The Thing About Being a Hired Creative Nobody Says Out Loud

Here's the thing about being a hired creative that nobody really says out loud. A lot of the images I make for clients, I feel almost nothing when I look at them.

Not because they're bad. They're good. The client is happy, the agency is happy, the images do exactly what they're supposed to do. But by the time I get there, I'm executing a vision someone else spent months, sometimes years, building. A mood board they already fell in love with before I ever got the call.

You're hired for your eye, sure. You're also hired to compromise it. There's give and take on every job, and most of the time I land somewhere pretty far from what I'd have made if it were just me and the subject.

That isn't a complaint. It's the job. And what I love most about being on set isn't the final frame anyway. It's the calibration. Getting a room full of creatives moving in the same direction, making something out of nothing. That's the part that lights me up.

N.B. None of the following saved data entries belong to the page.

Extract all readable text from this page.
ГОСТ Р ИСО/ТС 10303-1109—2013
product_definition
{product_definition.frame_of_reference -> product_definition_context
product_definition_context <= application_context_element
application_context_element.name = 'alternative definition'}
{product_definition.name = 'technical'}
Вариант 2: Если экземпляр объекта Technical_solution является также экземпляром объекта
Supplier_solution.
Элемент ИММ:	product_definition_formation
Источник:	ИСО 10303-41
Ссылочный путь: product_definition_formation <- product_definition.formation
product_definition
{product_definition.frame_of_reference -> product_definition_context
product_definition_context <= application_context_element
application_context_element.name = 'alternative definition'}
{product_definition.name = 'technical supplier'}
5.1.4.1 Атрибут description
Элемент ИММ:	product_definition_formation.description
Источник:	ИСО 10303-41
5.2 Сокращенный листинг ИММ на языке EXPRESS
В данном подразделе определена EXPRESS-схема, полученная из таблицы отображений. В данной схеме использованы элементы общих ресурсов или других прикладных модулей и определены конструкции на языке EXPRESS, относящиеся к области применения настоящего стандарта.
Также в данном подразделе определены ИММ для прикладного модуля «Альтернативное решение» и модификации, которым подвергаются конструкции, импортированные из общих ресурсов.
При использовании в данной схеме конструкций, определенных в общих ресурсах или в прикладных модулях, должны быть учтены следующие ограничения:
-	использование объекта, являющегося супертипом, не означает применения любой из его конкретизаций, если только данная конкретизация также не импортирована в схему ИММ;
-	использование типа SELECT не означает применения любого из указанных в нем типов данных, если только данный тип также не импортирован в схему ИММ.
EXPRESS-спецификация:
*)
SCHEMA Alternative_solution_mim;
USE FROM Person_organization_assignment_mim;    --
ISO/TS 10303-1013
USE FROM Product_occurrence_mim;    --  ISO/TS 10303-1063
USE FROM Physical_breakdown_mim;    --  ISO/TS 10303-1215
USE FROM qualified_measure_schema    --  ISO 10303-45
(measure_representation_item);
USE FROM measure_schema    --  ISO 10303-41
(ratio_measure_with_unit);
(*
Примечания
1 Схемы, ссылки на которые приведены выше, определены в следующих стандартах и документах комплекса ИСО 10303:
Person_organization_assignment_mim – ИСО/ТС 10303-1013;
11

But it's also exactly why personal work and testing aren't optional for me. If all I ever do is execute other people's visions, I lose track of my own. The work I make for nobody, on my own time, no mood board, no sign-off, is what keeps my voice mine.

If you're a working creative who feels disconnected from your own portfolio, that isn't a sign something is wrong with you. It might just mean you haven't made anything for yourself in a while. Go make something nobody has to approve. That's the whole point.